Tabla, an upscale Indian restaurant in NYC, closed years ago.  I never made it there, but I heard enough to know that both the restaurant and its chef were well respected.  Floyd Cardoz has run the kitchens of many a successful restaurant, competed on Top Chef Masters, and has been nominated for a James Beard award.  By all accounts he knows his stuff, so I was excited to check out his latest venture, Paowalla, during Matt and Jen’s recent visit.

Paowalla serves modern Indian cuisine.  The flavors are bold but it’s not your standard curry joint.  This is the kind of Indian food that even non-Indian food eaters will enjoy…just don’t tell them it’s and Indian restaurant.  The spices are bold but not overwhelming, exotic but not intimidating.  I was very happy with every item we ordered.

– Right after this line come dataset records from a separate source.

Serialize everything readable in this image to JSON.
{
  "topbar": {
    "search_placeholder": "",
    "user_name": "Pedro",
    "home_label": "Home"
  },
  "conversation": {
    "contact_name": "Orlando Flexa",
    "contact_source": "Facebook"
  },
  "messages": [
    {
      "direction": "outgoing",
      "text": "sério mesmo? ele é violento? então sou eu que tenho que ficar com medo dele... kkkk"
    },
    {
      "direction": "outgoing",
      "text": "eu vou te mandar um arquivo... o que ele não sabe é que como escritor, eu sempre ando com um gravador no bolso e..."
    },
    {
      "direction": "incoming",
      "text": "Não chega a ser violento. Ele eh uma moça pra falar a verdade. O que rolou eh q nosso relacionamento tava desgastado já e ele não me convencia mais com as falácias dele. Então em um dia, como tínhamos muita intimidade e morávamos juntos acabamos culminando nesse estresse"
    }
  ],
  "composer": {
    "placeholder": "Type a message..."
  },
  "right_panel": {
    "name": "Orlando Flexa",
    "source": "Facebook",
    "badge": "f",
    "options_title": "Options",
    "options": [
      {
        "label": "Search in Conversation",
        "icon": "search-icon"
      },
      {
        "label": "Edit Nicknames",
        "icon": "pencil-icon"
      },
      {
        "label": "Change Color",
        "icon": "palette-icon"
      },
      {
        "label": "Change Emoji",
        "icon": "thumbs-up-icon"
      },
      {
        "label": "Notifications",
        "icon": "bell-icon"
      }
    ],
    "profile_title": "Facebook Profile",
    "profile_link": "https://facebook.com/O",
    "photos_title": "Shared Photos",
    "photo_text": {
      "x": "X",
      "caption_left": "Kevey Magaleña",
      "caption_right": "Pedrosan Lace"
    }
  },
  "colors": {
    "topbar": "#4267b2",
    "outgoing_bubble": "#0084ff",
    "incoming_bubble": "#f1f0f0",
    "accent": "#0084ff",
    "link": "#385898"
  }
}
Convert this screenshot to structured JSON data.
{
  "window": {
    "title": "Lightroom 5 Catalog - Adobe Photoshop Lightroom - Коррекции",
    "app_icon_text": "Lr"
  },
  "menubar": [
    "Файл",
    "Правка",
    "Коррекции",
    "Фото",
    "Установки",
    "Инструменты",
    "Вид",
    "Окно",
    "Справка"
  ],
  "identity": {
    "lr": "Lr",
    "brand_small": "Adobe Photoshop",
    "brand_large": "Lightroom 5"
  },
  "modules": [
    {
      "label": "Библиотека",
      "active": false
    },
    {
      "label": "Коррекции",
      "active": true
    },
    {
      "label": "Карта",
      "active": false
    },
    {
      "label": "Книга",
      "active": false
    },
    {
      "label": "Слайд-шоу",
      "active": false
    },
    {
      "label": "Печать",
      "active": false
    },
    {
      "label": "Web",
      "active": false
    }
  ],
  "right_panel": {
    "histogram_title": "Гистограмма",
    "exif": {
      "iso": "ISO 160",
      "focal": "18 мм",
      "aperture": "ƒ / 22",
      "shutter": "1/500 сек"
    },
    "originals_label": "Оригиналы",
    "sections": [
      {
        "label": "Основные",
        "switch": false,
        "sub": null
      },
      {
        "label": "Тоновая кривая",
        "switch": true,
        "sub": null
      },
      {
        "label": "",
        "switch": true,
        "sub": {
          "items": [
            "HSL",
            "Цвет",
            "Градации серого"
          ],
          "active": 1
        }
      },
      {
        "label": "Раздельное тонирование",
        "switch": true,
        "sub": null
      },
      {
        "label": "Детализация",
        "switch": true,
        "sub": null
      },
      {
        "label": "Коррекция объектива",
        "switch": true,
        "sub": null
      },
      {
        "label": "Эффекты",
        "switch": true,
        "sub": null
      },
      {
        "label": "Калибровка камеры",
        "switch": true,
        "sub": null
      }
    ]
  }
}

We started with naan – standard but delicious.  It came with 3 sauces (you know me and my dipping sauces!).  One was sweet, another spicy, and a third herby.  They covered all the basics.


Next we got some small plates.  I really pushed for the scrambled eggs with caramelized onions, ginger, and cilantro.  I remember Cardoz being a vegetarian on Top Chef Masters and therefore really wanted to try something meat-free.  If there’s a vegetarian in the kitchen of a non-vegetarian restaurant, you can be he’s going to do wonders with the dish.  I may not have even remembered correctly and Cordoz may not be a veggie, but my instincts were correct.  These eggs were creamy and mixed with flavors never before (for me) paired with eggs.  I didn’t even know you could do that with eggs.

Other small plates included the sweet potato chaat, beet salad, and Bombay three chili chicken (not pictured).  We knew we had to order the chicken because it was the source of the amazing smell that wove up our nostrils when we sat down.  It was very good but oh so spicy.  The other two small plates were great for cooling the palate.


The first larger dish we ordered was the lamb with lentils.  The lamb was cooked perfectly and those lentils?  Nothing like the gruel you usually get.  You see this dish [above] next to some of the sides we ordered: tandoori cauliflower and cheese-filled naan, which is basically a naan quesadilla and proof that even the pickiest eaters can find something on the menu.

The kitchen brought out some rice and garlic naan croutons on the house.  Very good, but considering most items here are not overly spicy, I found them unnecessary.  The shaved brussels sprouts, however, were delicious.  I thought the cauliflower was going to be the side dish winner, but these sprouts were the crowd favorite.  And look at that – even at an Indian restaurant you’ll be eating the two most of-the-moment vegetables.  You can’t escape cauliflower and brussels sprouts in the NYC restaurant scene; don’t even bother trying.


The only dish I didn’t get to try was the short ribs (above).  Our group is good about sharing, so the fact that it didn’t make it to my end of the table proves it was fabulous.

We also ordered two chicken dishes: chicken tikka and the black spiced poulet rouge (meant for sharing).  In both cases, I would have to say this kitchen doesn’t even know the meaning of the term dry.  Juicy central.


Finally, we ordered three desserts.  One was a soaked cake with wine poached fruit, another was ice cream with caramel-y apples, and a third was basically a doughnut filled with cashew cream and rum syrup.  I was happy to see a chocolate-free dessert menu.  These felt much more like meal-enders to me.

Moral of the story: Paowalla knows how to work with spice and spice is niiiiice.